Discutimos, entre otros temas, religión y muerte y política y suicidio asistido por un médico y el 11 de septiembre y Nueva York y si creemos en una vida futura (probablemente no, aunque una vez dijo que vio un fantasma flotando en un castillo en Yorkshire). . Estábamos a punto de pasar al tema de los teléfonos inteligentes, que Grant considera «el encendedor del diablo», cuando notó a una persona delgada y de cabello oscuro corriendo por un sendero lejano en el parque.

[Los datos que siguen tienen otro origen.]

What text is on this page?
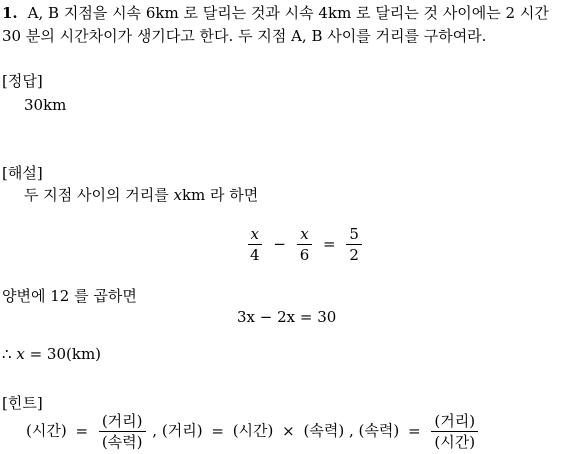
1. A, B 지점을 시속 6km 로 달리는 것과 시속 4km 로 달리는 것 사이에는 2 시간 30 분의 시간차이가 생기다고 한다. 두 지점 A, B 사이를 거리를 구하여라.
[정답]
30km
[해설]
두 지점 사이의 거리를 xkm 라 하면
$\frac{x}{4} - \frac{x}{6} = \frac{5}{2}$
양변에 12 를 곱하면
3x − 2x = 30
∴ x = 30(km)
[힌트]
(시간) = $\frac{\text{(거리)}}{\text{(속력)}}$ , (거리) = (시간) × (속력) , (속력) = $\frac{\text{(거리)}}{\text{(시간)}}$
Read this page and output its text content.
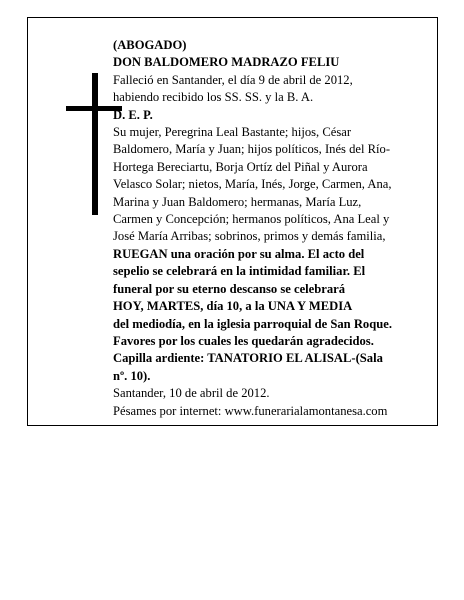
(ABOGADO)
DON BALDOMERO MADRAZO FELIU
Falleció en Santander, el día 9 de abril de 2012,
habiendo recibido los SS. SS. y la B. A.
D. E. P.
Su mujer, Peregrina Leal Bastante; hijos, César
Baldomero, María y Juan; hijos políticos, Inés del Río-
Hortega Bereciartu, Borja Ortíz del Piñal y Aurora
Velasco Solar; nietos, María, Inés, Jorge, Carmen, Ana,
Marina y Juan Baldomero; hermanas, María Luz,
Carmen y Concepción; hermanos políticos, Ana Leal y
José María Arribas; sobrinos, primos y demás familia,
RUEGAN una oración por su alma. El acto del
sepelio se celebrará en la intimidad familiar. El
funeral por su eterno descanso se celebrará
HOY, MARTES, día 10, a la UNA Y MEDIA
del mediodía, en la iglesia parroquial de San Roque.
Favores por los cuales les quedarán agradecidos.
Capilla ardiente: TANATORIO EL ALISAL-(Sala
nº. 10).
Santander, 10 de abril de 2012.
Pésames por internet: www.funerarialamontanesa.com
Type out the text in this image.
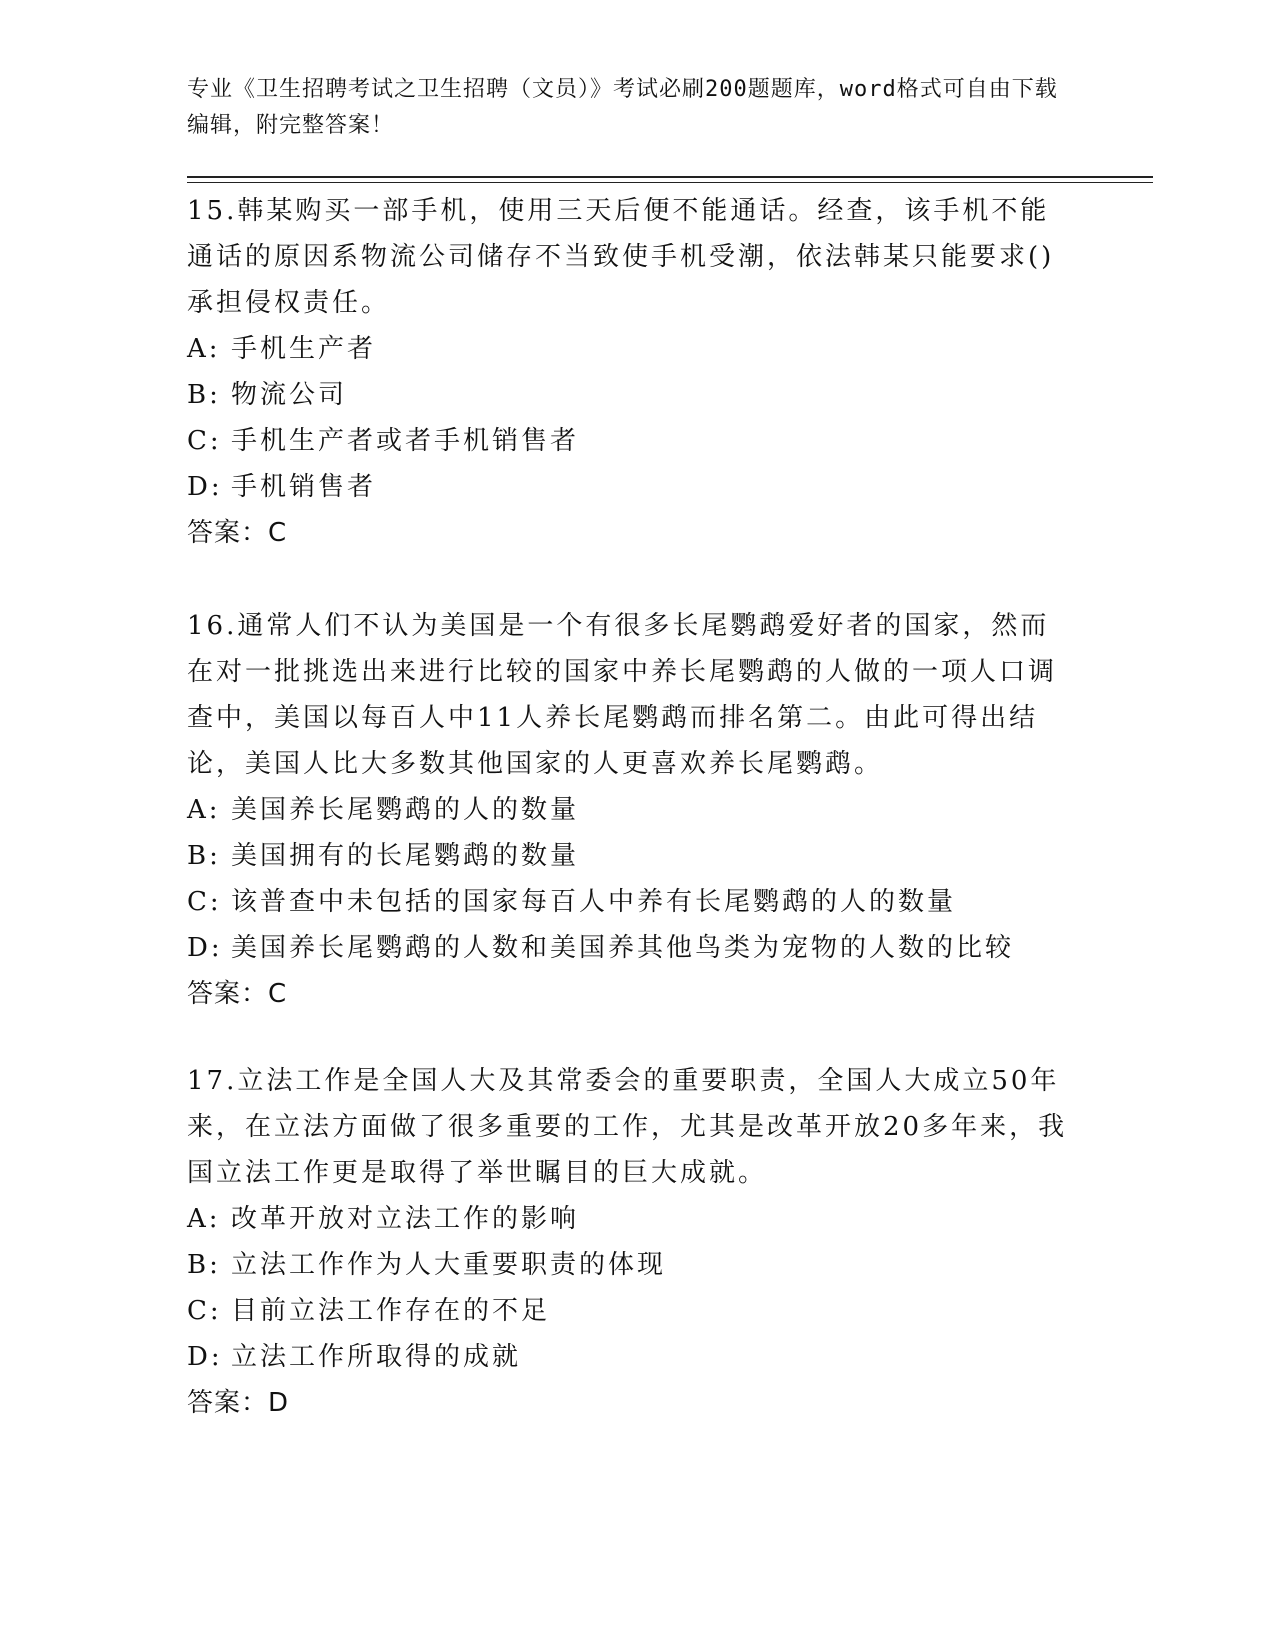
专业《卫生招聘考试之卫生招聘（文员）》考试必刷200题题库，word格式可自由下载编辑，附完整答案！

15.韩某购买一部手机，使用三天后便不能通话。经查，该手机不能通话的原因系物流公司储存不当致使手机受潮，依法韩某只能要求()承担侵权责任。

A: 手机生产者

B: 物流公司

C: 手机生产者或者手机销售者

D: 手机销售者

答案：C

16.通常人们不认为美国是一个有很多长尾鹦鹉爱好者的国家，然而在对一批挑选出来进行比较的国家中养长尾鹦鹉的人做的一项人口调查中，美国以每百人中11人养长尾鹦鹉而排名第二。由此可得出结论，美国人比大多数其他国家的人更喜欢养长尾鹦鹉。

A: 美国养长尾鹦鹉的人的数量

B: 美国拥有的长尾鹦鹉的数量

C: 该普查中未包括的国家每百人中养有长尾鹦鹉的人的数量

D: 美国养长尾鹦鹉的人数和美国养其他鸟类为宠物的人数的比较

答案：C

17.立法工作是全国人大及其常委会的重要职责，全国人大成立50年来，在立法方面做了很多重要的工作，尤其是改革开放20多年来，我国立法工作更是取得了举世瞩目的巨大成就。

A: 改革开放对立法工作的影响

B: 立法工作作为人大重要职责的体现

C: 目前立法工作存在的不足

D: 立法工作所取得的成就

答案：D
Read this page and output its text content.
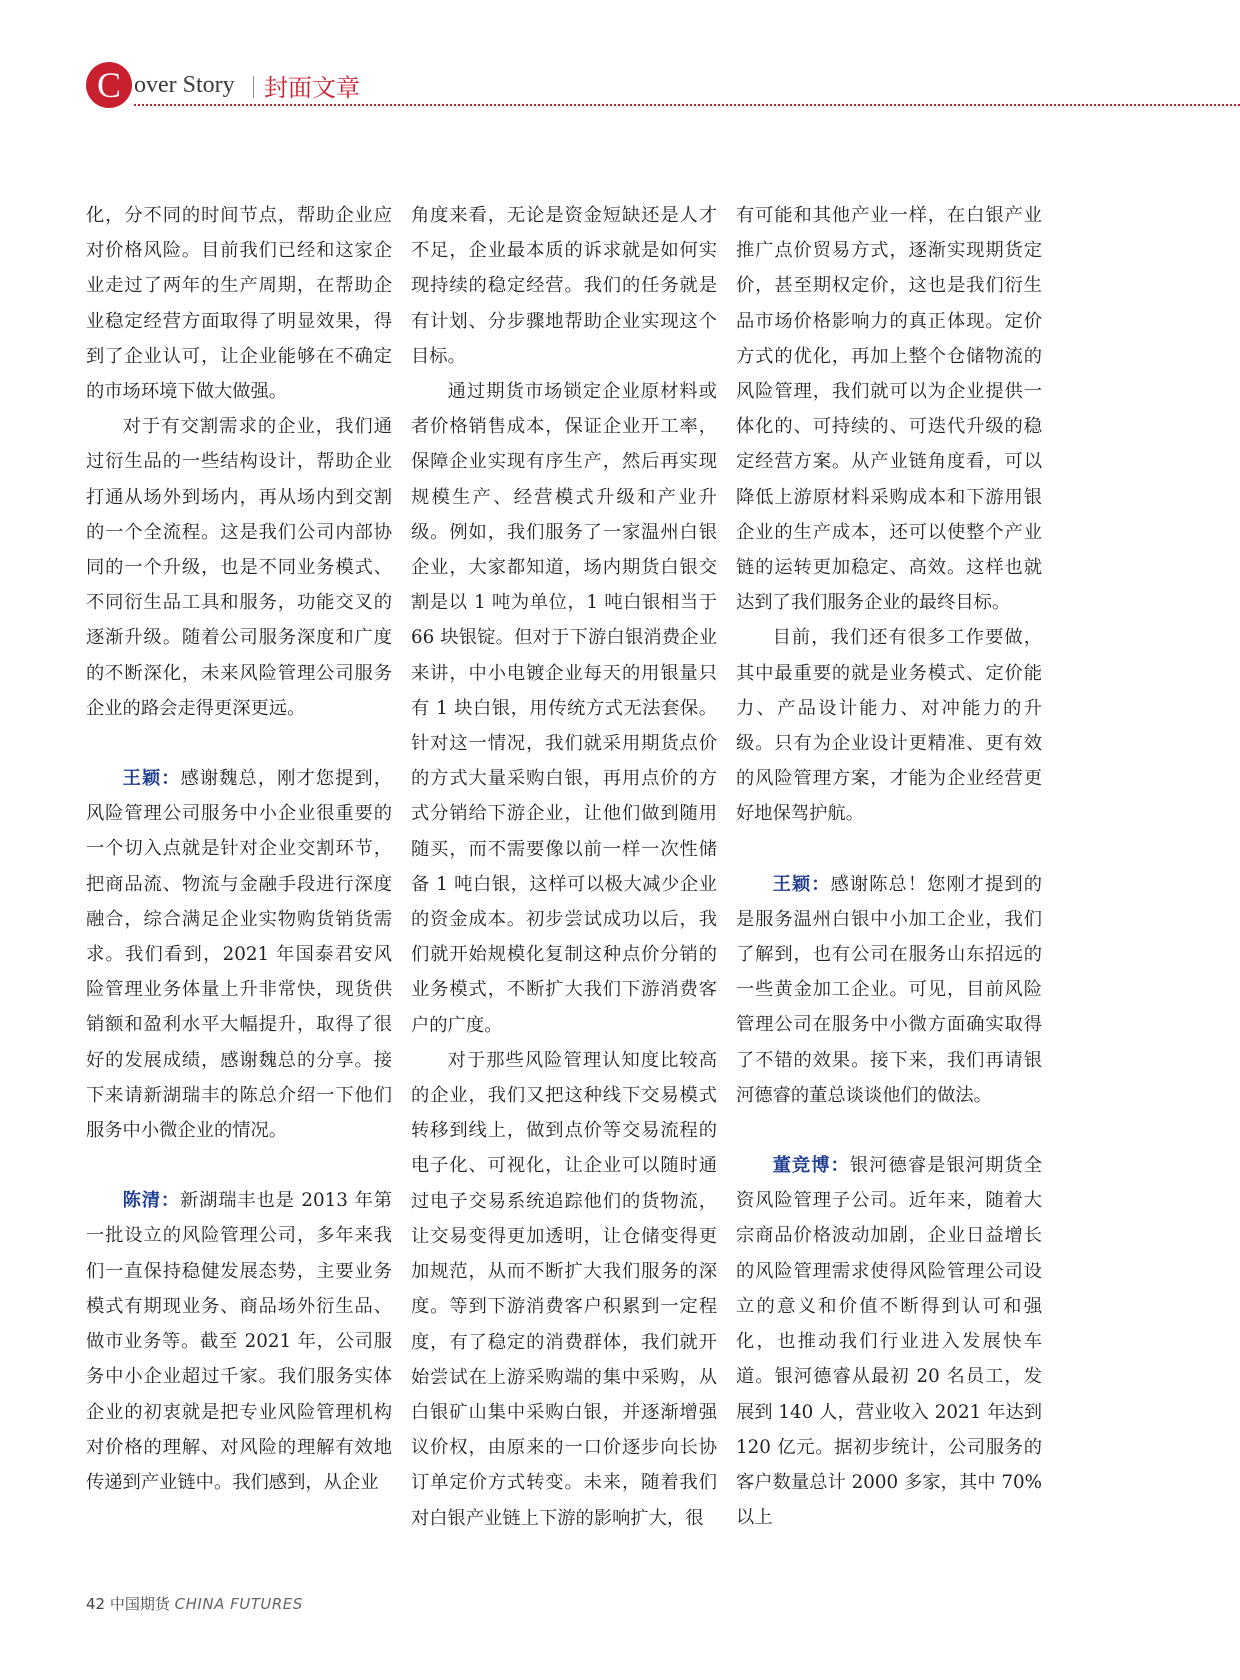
C over Story 封面文章

化，分不同的时间节点，帮助企业应对价格风险。目前我们已经和这家企业走过了两年的生产周期，在帮助企业稳定经营方面取得了明显效果，得到了企业认可，让企业能够在不确定的市场环境下做大做强。

对于有交割需求的企业，我们通过衍生品的一些结构设计，帮助企业打通从场外到场内，再从场内到交割的一个全流程。这是我们公司内部协同的一个升级，也是不同业务模式、不同衍生品工具和服务，功能交叉的逐渐升级。随着公司服务深度和广度的不断深化，未来风险管理公司服务企业的路会走得更深更远。

王颖：感谢魏总，刚才您提到，风险管理公司服务中小企业很重要的一个切入点就是针对企业交割环节，把商品流、物流与金融手段进行深度融合，综合满足企业实物购货销货需求。我们看到，2021 年国泰君安风险管理业务体量上升非常快，现货供销额和盈利水平大幅提升，取得了很好的发展成绩，感谢魏总的分享。接下来请新湖瑞丰的陈总介绍一下他们服务中小微企业的情况。

陈清：新湖瑞丰也是 2013 年第一批设立的风险管理公司，多年来我们一直保持稳健发展态势，主要业务模式有期现业务、商品场外衍生品、做市业务等。截至 2021 年，公司服务中小企业超过千家。我们服务实体企业的初衷就是把专业风险管理机构对价格的理解、对风险的理解有效地传递到产业链中。我们感到，从企业

角度来看，无论是资金短缺还是人才不足，企业最本质的诉求就是如何实现持续的稳定经营。我们的任务就是有计划、分步骤地帮助企业实现这个目标。

通过期货市场锁定企业原材料或者价格销售成本，保证企业开工率，保障企业实现有序生产，然后再实现规模生产、经营模式升级和产业升级。例如，我们服务了一家温州白银企业，大家都知道，场内期货白银交割是以 1 吨为单位，1 吨白银相当于 66 块银锭。但对于下游白银消费企业来讲，中小电镀企业每天的用银量只有 1 块白银，用传统方式无法套保。针对这一情况，我们就采用期货点价的方式大量采购白银，再用点价的方式分销给下游企业，让他们做到随用随买，而不需要像以前一样一次性储备 1 吨白银，这样可以极大减少企业的资金成本。初步尝试成功以后，我们就开始规模化复制这种点价分销的业务模式，不断扩大我们下游消费客户的广度。

对于那些风险管理认知度比较高的企业，我们又把这种线下交易模式转移到线上，做到点价等交易流程的电子化、可视化，让企业可以随时通过电子交易系统追踪他们的货物流，让交易变得更加透明，让仓储变得更加规范，从而不断扩大我们服务的深度。等到下游消费客户积累到一定程度，有了稳定的消费群体，我们就开始尝试在上游采购端的集中采购，从白银矿山集中采购白银，并逐渐增强议价权，由原来的一口价逐步向长协订单定价方式转变。未来，随着我们对白银产业链上下游的影响扩大，很

有可能和其他产业一样，在白银产业推广点价贸易方式，逐渐实现期货定价，甚至期权定价，这也是我们衍生品市场价格影响力的真正体现。定价方式的优化，再加上整个仓储物流的风险管理，我们就可以为企业提供一体化的、可持续的、可迭代升级的稳定经营方案。从产业链角度看，可以降低上游原材料采购成本和下游用银企业的生产成本，还可以使整个产业链的运转更加稳定、高效。这样也就达到了我们服务企业的最终目标。

目前，我们还有很多工作要做，其中最重要的就是业务模式、定价能力、产品设计能力、对冲能力的升级。只有为企业设计更精准、更有效的风险管理方案，才能为企业经营更好地保驾护航。

王颖：感谢陈总！您刚才提到的是服务温州白银中小加工企业，我们了解到，也有公司在服务山东招远的一些黄金加工企业。可见，目前风险管理公司在服务中小微方面确实取得了不错的效果。接下来，我们再请银河德睿的董总谈谈他们的做法。

董竞博：银河德睿是银河期货全资风险管理子公司。近年来，随着大宗商品价格波动加剧，企业日益增长的风险管理需求使得风险管理公司设立的意义和价值不断得到认可和强化，也推动我们行业进入发展快车道。银河德睿从最初 20 名员工，发展到 140 人，营业收入 2021 年达到 120 亿元。据初步统计，公司服务的客户数量总计 2000 多家，其中 70% 以上

42 中国期货 CHINA FUTURES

“¿Es ella mi esposa?”, preguntó.
No lo era, aunque su esposa, Anna Elisabet Eberstein, había viajado con él a Nueva York y es una entusiasta del running. Los dos se conocieron en un bar en 2010. Grant, que se acercaba a los 50 años, todavía estaba en su fase de soltero incorregible y “ebrio durante unos tres años”, explica; Eberstein, que es sueco pero vivía en Londres, estaba de luto por el fin de su primer matrimonio. Su boda tuvo lugar ocho años después. “No puedo creer que le guste”, se maravilla Grant. «Pero es un matrimonio muy feliz».
Cuando habla de su esposa e hijos (tienen tres juntos y él tiene dos más de una relación anterior con la actriz Tinglan Hong), su tono se suaviza y la ironía se desvanece. “Me pusieron absurdamente sentimental”.
Y también lloroso.
Grant lloró cuando vio «Buscando a Nemo». Llora cuando ve “The Sound of Music”. (“Cada vez que lo escucho hablar sobre ‘El sonido de la música’, creo que es su Rosebud”, dijo Beck). Llora cuando lee libros para niños en voz alta, especialmente aquellos sobre padres e hijos de animales.
“¿Alguna vez has oído hablar de “Mr. Stick?”, pregunta, refiriéndose al libro ilustrado de Julia Donaldson.
“Es un palo”, explicó. “Tiene que salir y hacer algo, y le suceden cosas terribles: los perros lo levantan y la gente quiere tirarlo al fuego. Y sigue diciendo: ‘No soy un palo, soy Stick Man y necesito volver con mis hijos’”.
«De todos modos, él regresa con ellos y están muy felices de verlo».
Grant parece un poco pecaminoso, pero también completamente sincero. «Esto siempre me hace llorar», dice.